Sometimes I just need to cry. I'm going through something very emotional and crying is a way I have of releasing stress. I've always been a crier. I just wish others understood this. It should be okay to cry.
I'm still dealing with the outpouring of emotionals that I've bottled up trying too hard to stay positive and upbeat all the time. I had a little meltdown yesterday in front of the nurse and I know I'm still not quite over it today. I start the walk from the hospital parking lot to the elevators leading to oncology and to the chemo room, and start to cry. The chemo infusion isn't normally a painful process and only takes a few hours and I'm doing well, but still just the thought of having to go in for more chemo gets to me. I hate that I have to do chemo again. And it doesn't help that this is just the 2nd one and I'll have four more to do. I secretly wish that somehow I could just turn around and go back to the car and pretend I'm fine. So that's when I start to cry again.
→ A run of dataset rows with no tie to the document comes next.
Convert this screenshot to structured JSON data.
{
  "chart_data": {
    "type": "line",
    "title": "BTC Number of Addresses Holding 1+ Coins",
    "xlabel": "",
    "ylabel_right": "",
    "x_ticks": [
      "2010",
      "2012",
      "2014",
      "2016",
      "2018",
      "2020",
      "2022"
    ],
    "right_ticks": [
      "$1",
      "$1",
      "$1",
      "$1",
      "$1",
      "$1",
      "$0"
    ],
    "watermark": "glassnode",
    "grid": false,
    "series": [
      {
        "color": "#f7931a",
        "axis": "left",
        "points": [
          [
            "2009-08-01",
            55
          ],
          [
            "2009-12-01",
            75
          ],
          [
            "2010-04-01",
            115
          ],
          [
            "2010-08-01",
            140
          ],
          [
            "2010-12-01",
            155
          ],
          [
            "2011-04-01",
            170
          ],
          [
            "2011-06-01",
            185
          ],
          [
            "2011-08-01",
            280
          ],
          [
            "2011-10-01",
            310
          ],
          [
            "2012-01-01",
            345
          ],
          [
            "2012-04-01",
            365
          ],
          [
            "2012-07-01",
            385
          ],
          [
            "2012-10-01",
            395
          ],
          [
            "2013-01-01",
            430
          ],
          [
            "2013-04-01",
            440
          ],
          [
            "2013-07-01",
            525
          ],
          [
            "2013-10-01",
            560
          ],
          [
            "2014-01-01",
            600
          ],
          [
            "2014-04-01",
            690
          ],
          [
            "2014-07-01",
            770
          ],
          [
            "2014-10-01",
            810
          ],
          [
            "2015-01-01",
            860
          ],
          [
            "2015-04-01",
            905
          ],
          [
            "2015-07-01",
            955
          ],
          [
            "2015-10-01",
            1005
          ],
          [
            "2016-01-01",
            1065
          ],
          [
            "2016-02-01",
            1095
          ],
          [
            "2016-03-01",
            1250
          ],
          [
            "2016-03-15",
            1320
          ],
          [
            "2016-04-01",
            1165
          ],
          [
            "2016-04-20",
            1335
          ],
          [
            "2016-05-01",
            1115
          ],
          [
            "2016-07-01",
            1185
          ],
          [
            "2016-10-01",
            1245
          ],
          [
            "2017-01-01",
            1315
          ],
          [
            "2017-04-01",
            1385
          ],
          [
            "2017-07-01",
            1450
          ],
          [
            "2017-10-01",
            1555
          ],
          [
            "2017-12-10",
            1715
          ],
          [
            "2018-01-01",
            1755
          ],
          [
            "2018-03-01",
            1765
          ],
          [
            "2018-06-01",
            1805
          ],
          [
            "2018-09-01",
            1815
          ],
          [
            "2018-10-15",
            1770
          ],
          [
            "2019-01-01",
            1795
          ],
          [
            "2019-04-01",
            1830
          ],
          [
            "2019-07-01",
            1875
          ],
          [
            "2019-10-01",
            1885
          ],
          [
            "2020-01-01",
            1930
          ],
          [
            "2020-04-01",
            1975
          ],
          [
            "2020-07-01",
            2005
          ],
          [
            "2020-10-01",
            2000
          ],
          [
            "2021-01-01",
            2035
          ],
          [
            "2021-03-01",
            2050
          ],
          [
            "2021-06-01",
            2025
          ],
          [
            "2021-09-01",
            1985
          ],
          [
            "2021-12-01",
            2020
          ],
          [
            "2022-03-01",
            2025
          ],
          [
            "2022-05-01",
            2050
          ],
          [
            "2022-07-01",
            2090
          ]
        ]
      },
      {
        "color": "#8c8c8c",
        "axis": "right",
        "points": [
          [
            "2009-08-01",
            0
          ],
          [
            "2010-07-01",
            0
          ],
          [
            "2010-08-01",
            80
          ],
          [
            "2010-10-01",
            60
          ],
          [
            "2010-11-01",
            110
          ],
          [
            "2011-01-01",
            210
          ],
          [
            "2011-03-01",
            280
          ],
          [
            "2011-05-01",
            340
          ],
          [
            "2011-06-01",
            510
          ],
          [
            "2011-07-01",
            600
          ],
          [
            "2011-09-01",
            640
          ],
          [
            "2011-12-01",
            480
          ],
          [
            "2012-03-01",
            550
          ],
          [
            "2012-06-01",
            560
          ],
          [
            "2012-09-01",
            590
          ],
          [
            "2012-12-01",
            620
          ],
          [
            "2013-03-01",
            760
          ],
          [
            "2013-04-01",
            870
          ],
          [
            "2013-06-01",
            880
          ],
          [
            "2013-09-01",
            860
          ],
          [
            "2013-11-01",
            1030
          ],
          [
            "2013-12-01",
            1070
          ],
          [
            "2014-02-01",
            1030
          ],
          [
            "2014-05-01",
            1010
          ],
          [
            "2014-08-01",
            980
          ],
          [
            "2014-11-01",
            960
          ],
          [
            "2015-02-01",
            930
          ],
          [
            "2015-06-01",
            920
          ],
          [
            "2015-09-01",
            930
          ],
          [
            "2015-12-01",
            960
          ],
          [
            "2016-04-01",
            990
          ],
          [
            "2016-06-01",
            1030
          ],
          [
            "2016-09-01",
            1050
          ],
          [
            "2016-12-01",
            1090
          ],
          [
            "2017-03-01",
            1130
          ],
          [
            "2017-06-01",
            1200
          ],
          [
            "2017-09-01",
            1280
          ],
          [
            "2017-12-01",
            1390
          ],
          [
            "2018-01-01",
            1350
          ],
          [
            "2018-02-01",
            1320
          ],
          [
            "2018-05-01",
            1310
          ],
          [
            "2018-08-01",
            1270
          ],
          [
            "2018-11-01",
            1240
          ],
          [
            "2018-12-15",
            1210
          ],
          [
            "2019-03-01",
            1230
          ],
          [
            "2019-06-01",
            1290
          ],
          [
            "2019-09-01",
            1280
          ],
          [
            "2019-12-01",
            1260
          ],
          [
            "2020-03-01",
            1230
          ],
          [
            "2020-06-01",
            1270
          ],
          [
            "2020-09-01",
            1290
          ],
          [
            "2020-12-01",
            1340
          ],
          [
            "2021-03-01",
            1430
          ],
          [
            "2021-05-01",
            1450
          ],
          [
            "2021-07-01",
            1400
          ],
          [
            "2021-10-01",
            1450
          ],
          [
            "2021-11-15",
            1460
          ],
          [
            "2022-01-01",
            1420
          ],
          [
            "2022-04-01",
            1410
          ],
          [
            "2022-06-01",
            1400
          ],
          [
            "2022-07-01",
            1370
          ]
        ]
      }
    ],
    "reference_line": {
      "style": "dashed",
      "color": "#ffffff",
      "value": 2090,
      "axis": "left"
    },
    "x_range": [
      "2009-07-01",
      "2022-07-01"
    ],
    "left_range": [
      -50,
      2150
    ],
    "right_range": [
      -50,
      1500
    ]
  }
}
I compose myself in the elevator, but the tears come again shortly after the nurse inserts my IV. Once I start to cry, it takes a while to stop. The nurse, however, doesn't know I was crying on the way in, so she thinks I'm in pain and that she caused it. Once I convince her that I'm not hurt, she decides I must need to talk to the counselor and is ready to have her paged. Then another nurse rushes over to see what's wrong, and they pull the privacy curtains. It was only a few tears, not really what I would even call a good cry ---it shouldn't be such a big deal, but I guess they only wanted to help me.
I tell her it's really not necessary to get the counselor. I think I'm probably blessed to be the most well looked after cancer patient in the world. Afterall, I have my husband right beside me in the chemo room holding my hand, spoke on the phone for hours to my out of state mom and sister just the night before and the day before that got a nice letter from my out of state dad, and went in to my workplace the day before that to get hugs and well wishes and prayers from all my coworkers, and I received 3 sweet emails from friends cheering me up just earlier that same day, and I'm on so many prayer chains God is probably tired of hearing about me. I think I already have all the support I need. It's just that sometimes a person needs to cry.